Mathews' return to the majors in 1999 marked the start of his eighth and final season in the bigs. He amassed 22 wins over that major league career -  over 324 mostly relief outings.

Mathews' career began in 1987, taken by the Rangers in the fifth round of the draft out of the University of Louisiana at Monroe.

Mathews started with the Rangers at single-A Gastonia. He picked up three wins over 34 mostly relief outings, with a 5.59 ERA.

He moved to single-A Port Charlotte for 1988, turning starter and going 13-6. He also lowered his ERA to 2.80. Mathews first made AA Tulsa in 1989, then AAA Oklahoma City in 1990.
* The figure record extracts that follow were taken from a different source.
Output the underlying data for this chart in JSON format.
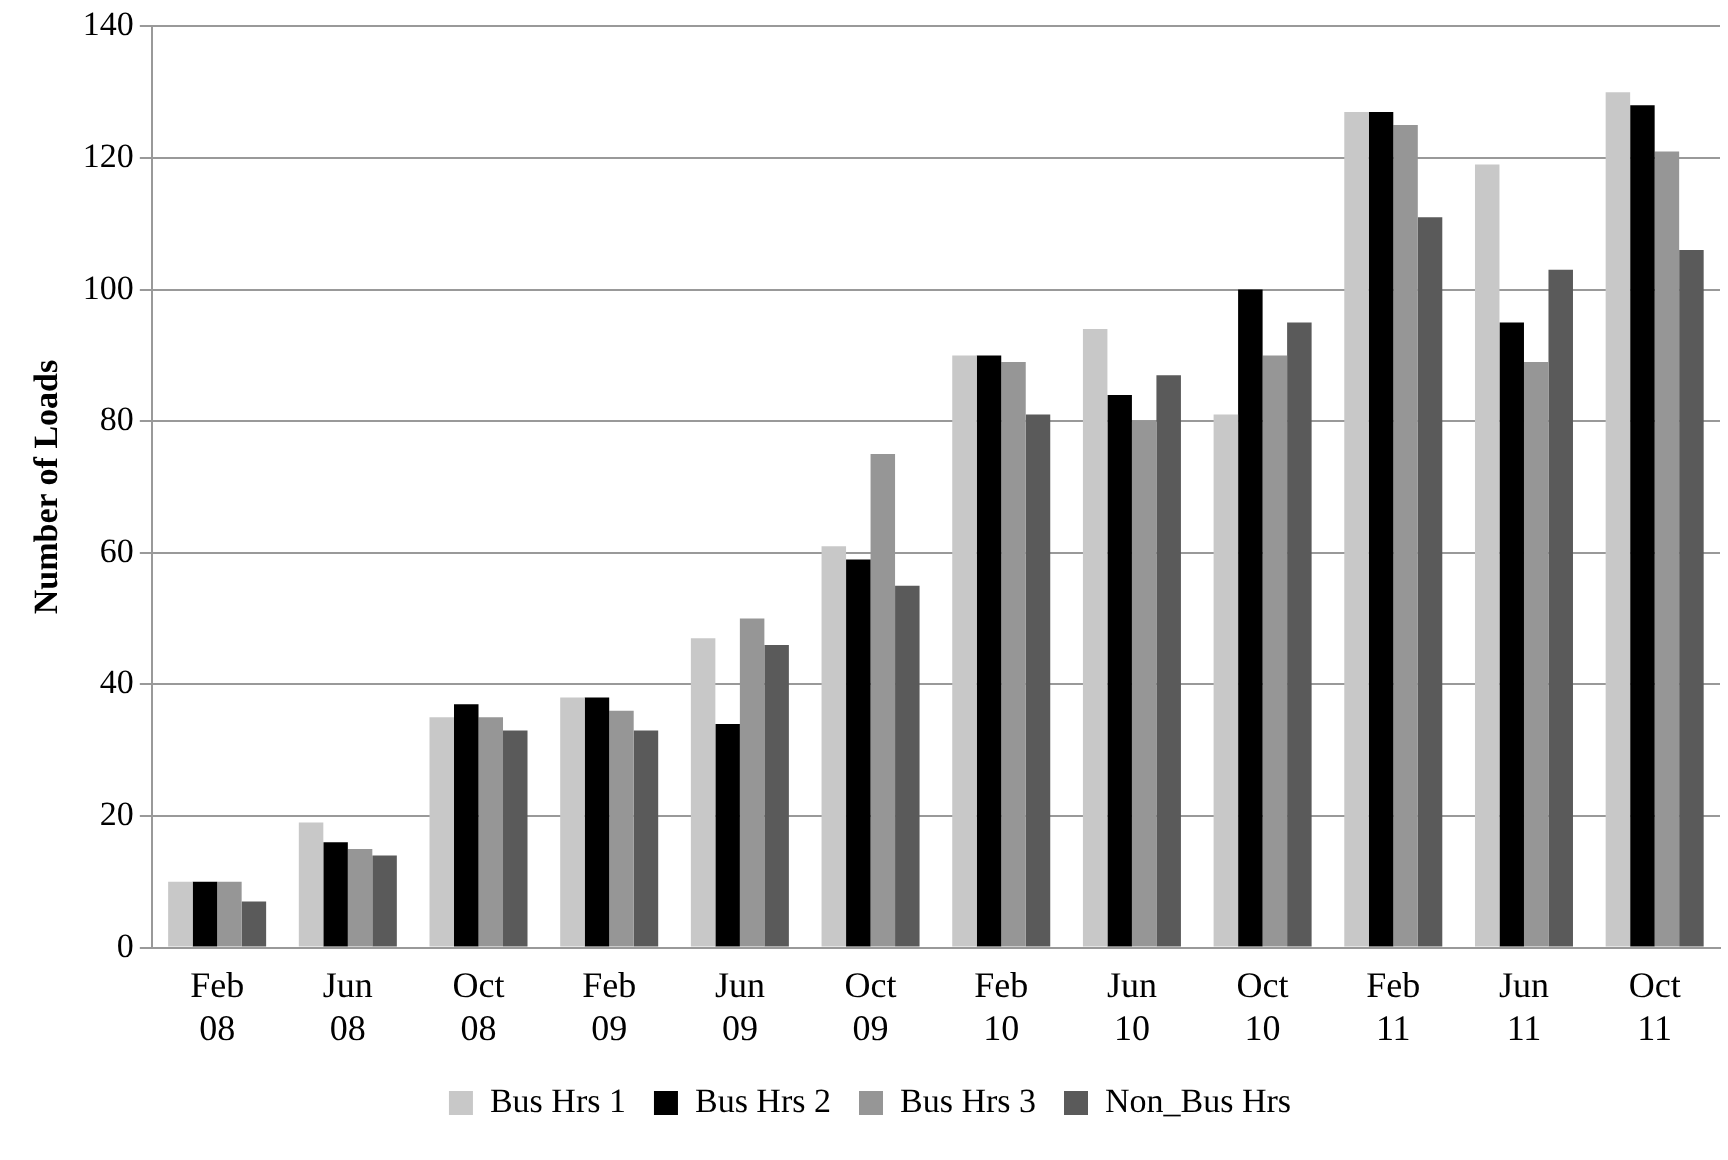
{
  "chart_data": {
    "type": "bar",
    "ylabel": "Number of Loads",
    "categories": [
      "Feb 08",
      "Jun 08",
      "Oct 08",
      "Feb 09",
      "Jun 09",
      "Oct 09",
      "Feb 10",
      "Jun 10",
      "Oct 10",
      "Feb 11",
      "Jun 11",
      "Oct 11"
    ],
    "series": [
      {
        "name": "Bus Hrs 1",
        "color": "#c8c8c8",
        "values": [
          10,
          19,
          35,
          38,
          47,
          61,
          90,
          94,
          81,
          127,
          119,
          130
        ]
      },
      {
        "name": "Bus Hrs 2",
        "color": "#000000",
        "values": [
          10,
          16,
          37,
          38,
          34,
          59,
          90,
          84,
          100,
          127,
          95,
          128
        ]
      },
      {
        "name": "Bus Hrs 3",
        "color": "#969696",
        "values": [
          10,
          15,
          35,
          36,
          50,
          75,
          89,
          80,
          90,
          125,
          89,
          121
        ]
      },
      {
        "name": "Non_Bus Hrs",
        "color": "#5a5a5a",
        "values": [
          7,
          14,
          33,
          33,
          46,
          55,
          81,
          87,
          95,
          111,
          103,
          106
        ]
      }
    ],
    "ylim": [
      0,
      140
    ],
    "yticks": [
      0,
      20,
      40,
      60,
      80,
      100,
      120,
      140
    ],
    "grid": "y",
    "legend": "bottom"
  }
}
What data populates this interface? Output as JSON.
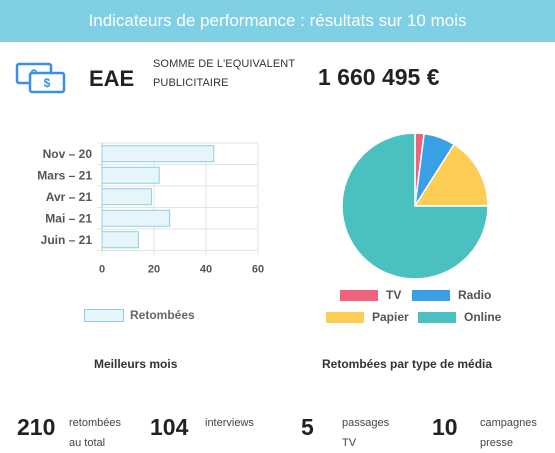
{
  "header": {
    "title": "Indicateurs de performance : résultats sur 10 mois"
  },
  "ad_value": {
    "icon": "money-bills-icon",
    "code": "EAE",
    "label": "SOMME DE L'EQUIVALENT PUBLICITAIRE",
    "value": "1 660 495 €"
  },
  "chart_data": [
    {
      "type": "bar",
      "orientation": "horizontal",
      "categories": [
        "Nov – 20",
        "Mars – 21",
        "Avr – 21",
        "Mai – 21",
        "Juin – 21"
      ],
      "series": [
        {
          "name": "Retombées",
          "values": [
            43,
            22,
            19,
            26,
            14
          ],
          "color": "#8ccfe3"
        }
      ],
      "xticks": [
        "0",
        "20",
        "40",
        "60"
      ],
      "xlim": [
        0,
        60
      ],
      "grid": true,
      "legend": "bottom",
      "caption": "Meilleurs mois"
    },
    {
      "type": "pie",
      "categories": [
        "TV",
        "Radio",
        "Papier",
        "Online"
      ],
      "values": [
        2,
        7,
        16,
        75
      ],
      "colors": [
        "#f0627c",
        "#3aa0e6",
        "#fdcd56",
        "#4bc0c0"
      ],
      "legend": "bottom",
      "caption": "Retombées par type de média"
    }
  ],
  "stats": [
    {
      "number": "210",
      "label_line1": "retombées",
      "label_line2": "au total"
    },
    {
      "number": "104",
      "label_line1": "interviews",
      "label_line2": ""
    },
    {
      "number": "5",
      "label_line1": "passages",
      "label_line2": "TV"
    },
    {
      "number": "10",
      "label_line1": "campagnes",
      "label_line2": "presse"
    }
  ]
}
In 1991, Mathews made the majors with Texas. Over 34 outings, two starts, he went 4-0, with a 3.61 ERA. He then returned for 1992, getting into another 40 games, with a 5.95 ERA.

After spending 1993 in the minors with Houston, Mathews returned to the majors in 1994 with Florida. That June, Mathews went seven innings in a win, giving up one run. After that game, he spoke to The South Florida Sun Sentinel about his hopes.

"I just want a chance," Mathews told The Sun Sentinel, "I think I showed a little of what I can do."

Mathews got into 24 games for the Marlins that year and then 57 and a 3.38 ERA in 1995. He picked up a June win, striking out six on the mound and going 3 for 3 at the plate. Mathews later called it one of his "most memorable nights as a professional."

In 1996, Mathews got into a career-high 71 games, moving to the Orioles from the Marlins mid-season. He had a combined 4.52 ERA, four wins and four saves.

He helped the Orioles to the playoffs in 1997, but came up short in the Division Series, giving up two home runs in the ninth inning of a loss. The next spring, Mathews came back in shape and ready.

"I think the problem was more fatigue than anything," pitching coach Mike Flanagan told The Baltimore Sun that February. "He had become the middle-innings savior. He really was, at times, the ace of that middle relief staff."

Mathews got into just 17 games that year and then another 24 in 2000 with the Royals, ending his career.

He went on to return home to Louisiana and he became a school resource officer with the Rapides Parish Sheriff's Office at Holy Savior Menard High School in Alexandria, La., according to The Alexandria Town Talk. He passed away in February 2012 at the age of 47 from a heart attack.